There must be a way to control this properly in UHD. The link speed is way fast
enough (10Gbe and I use 20Msps).
Thanks,
Lukas
The data stream is buffered, but commands are executed directly without
Gnu Radio, per se, "getting in the way". Now, if those commands
originate in *messages*, then things are a bit different, and I'm not
sure of how messages are buffered and managed, although certainly
there'll be some amount of latency inherent in using the message
system to produce commands.
There'll be latency differences between commands that originate purely
in Python land, and those that originate in C++ code--since you
necessarily have to deal with Python interpreter latency. In either
case, if you're doing "very tight" scheduling, on a general-purpose OS
like Linux, you cannot have any guarantees about latency
predictability. The "safe" thing to do would be to schedule things
probably at
least 10s of milliseconds in advance to make certain that your
commands make it out of the host in time.

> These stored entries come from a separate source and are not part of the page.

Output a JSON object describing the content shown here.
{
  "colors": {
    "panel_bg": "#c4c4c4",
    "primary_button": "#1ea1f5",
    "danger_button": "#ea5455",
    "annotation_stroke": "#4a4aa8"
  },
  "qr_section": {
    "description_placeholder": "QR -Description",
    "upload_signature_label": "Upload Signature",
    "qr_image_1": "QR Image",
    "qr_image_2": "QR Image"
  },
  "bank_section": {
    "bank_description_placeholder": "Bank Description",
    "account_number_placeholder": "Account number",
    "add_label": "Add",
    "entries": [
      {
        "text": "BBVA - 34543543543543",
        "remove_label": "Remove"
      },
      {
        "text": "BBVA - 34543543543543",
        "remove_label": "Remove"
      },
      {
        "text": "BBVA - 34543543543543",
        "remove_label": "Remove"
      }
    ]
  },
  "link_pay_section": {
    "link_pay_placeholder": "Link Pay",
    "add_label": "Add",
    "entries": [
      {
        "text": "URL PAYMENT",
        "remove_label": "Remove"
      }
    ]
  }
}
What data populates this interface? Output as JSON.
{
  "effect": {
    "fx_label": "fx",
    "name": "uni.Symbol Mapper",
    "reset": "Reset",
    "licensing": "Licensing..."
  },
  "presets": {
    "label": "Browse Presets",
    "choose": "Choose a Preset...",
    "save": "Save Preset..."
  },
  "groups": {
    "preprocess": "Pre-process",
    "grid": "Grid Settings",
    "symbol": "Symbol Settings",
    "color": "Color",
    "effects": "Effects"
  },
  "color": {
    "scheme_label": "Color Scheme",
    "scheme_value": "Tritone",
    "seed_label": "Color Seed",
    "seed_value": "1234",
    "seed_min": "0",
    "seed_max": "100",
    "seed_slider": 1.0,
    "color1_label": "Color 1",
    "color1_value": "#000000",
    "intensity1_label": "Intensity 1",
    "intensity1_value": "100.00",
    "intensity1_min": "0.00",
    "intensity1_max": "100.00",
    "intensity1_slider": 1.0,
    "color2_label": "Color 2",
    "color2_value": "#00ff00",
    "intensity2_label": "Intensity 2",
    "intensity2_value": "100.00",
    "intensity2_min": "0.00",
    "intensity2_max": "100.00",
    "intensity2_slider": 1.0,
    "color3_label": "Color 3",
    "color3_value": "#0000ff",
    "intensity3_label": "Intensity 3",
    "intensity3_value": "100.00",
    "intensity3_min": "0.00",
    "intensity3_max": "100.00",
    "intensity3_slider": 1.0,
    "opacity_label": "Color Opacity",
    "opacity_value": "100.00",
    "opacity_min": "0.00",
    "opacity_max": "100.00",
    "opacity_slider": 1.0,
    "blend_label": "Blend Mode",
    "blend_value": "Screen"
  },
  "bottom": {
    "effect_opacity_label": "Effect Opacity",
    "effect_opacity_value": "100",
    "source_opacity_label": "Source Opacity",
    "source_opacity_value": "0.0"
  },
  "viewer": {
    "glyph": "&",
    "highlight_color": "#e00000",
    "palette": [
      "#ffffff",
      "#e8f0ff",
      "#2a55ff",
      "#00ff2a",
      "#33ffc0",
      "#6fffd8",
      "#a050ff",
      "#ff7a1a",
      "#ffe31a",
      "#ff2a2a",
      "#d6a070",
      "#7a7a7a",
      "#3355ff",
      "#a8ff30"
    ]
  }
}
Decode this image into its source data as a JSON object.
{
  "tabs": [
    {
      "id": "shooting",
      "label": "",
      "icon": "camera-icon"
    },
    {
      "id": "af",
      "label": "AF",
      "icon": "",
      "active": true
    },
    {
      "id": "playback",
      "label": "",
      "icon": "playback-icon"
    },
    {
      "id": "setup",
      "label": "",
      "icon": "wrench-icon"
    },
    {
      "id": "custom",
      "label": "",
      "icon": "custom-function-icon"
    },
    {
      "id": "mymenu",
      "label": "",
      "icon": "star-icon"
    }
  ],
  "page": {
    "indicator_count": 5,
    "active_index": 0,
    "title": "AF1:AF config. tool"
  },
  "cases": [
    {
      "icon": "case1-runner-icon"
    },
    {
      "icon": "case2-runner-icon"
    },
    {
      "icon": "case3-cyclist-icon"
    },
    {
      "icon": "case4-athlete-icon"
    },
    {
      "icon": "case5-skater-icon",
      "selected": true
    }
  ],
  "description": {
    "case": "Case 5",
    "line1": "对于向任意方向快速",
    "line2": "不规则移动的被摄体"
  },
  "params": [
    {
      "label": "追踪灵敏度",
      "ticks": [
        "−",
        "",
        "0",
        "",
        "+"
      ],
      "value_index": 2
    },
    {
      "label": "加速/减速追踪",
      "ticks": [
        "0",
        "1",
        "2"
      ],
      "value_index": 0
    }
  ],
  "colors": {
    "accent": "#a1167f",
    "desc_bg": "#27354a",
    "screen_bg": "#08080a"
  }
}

Gesendet: Freitag, 12. Juni 2020 um 07:04 Uhr
Von: "Chintan Patel" <[email protected]>
An: "Lukas Haase" <[email protected]>
Betreff: Re: [USRP-users] How to debug timed commands on FPGA side?
Lukas,
I may have missed some salient points of this thread, but here's a thought. Could you just alternate between sending two timed commands - transmit freq A and transmit freq B. Hook up the output to a scope (spec an may not react fast enough). Once you have the setup that you can "see" whether a command has been processed or not by looking at the scope, you can characterize the reliable ingest rate of the timed command, empirically?
If using a scope is not feasible, if you have another SDR, you can use the SDR to capture data (instead of scope) to see whether all TX tune commands were processed correctly.
A thought.
Chintan
On Thu, Jun 11, 2020 at 4:47 PM Lukas Haase via USRP-users
<[email protected][mailto:[email protected]]> wrote:Hi Marcus,
Can we quantify this in the following way?
If I send timed commands every 2ms and sampling rate is 5MS/s, that's 10000
samples per command or 50000 for the command queue (assuming a depth of 5).
Can we say the timed commands will guaranteed to be executed on time if we
never buffer more than 50000 samples (=200000 bytes) on the host?
Can this be tuned somehow? I tried setting send_buff_size [1] to a small value
(send_buff_size=10000 etc.) but that didn't seem to make any difference.
Thanks,
Lukas
[1]
https://files.ettus.com/manual/page_transport.html[https://files.ettus.com/manual/page_transport.html]
Gesendet: Donnerstag, 11. Juni 2020 um 16:32 Uhr
Von: "Marcus D Leech" <[email protected][mailto:[email protected]]>
An: "Lukas Haase" <[email protected][mailto:[email protected]]>
Cc: "USRP-userslists.ettus.com[http://USRP-userslists.ettus.com]"
<[email protected][mailto:[email protected]]>
Betreff: Re: [USRP-users] How to debug timed commands on FPGA side?
So one of the things That can happen is that your command packets will have to
wait For a much-larger data packet. The link is shared.
I’d timed commands are scheduled “tight” this can happen.
Sent from my iPhone
On Jun 11, 2020, at 3:34 PM, Lukas Haase
<[email protected][mailto:[email protected]]> wrote:
Hi Marcus,
On 06/10/2020 09:00 PM, Lukas Haase via USRP-users wrote:
[...]
For example, what is the fastest rate I can issue timed commands
(ignoring settling times etc) on a X310 over 10Gbe?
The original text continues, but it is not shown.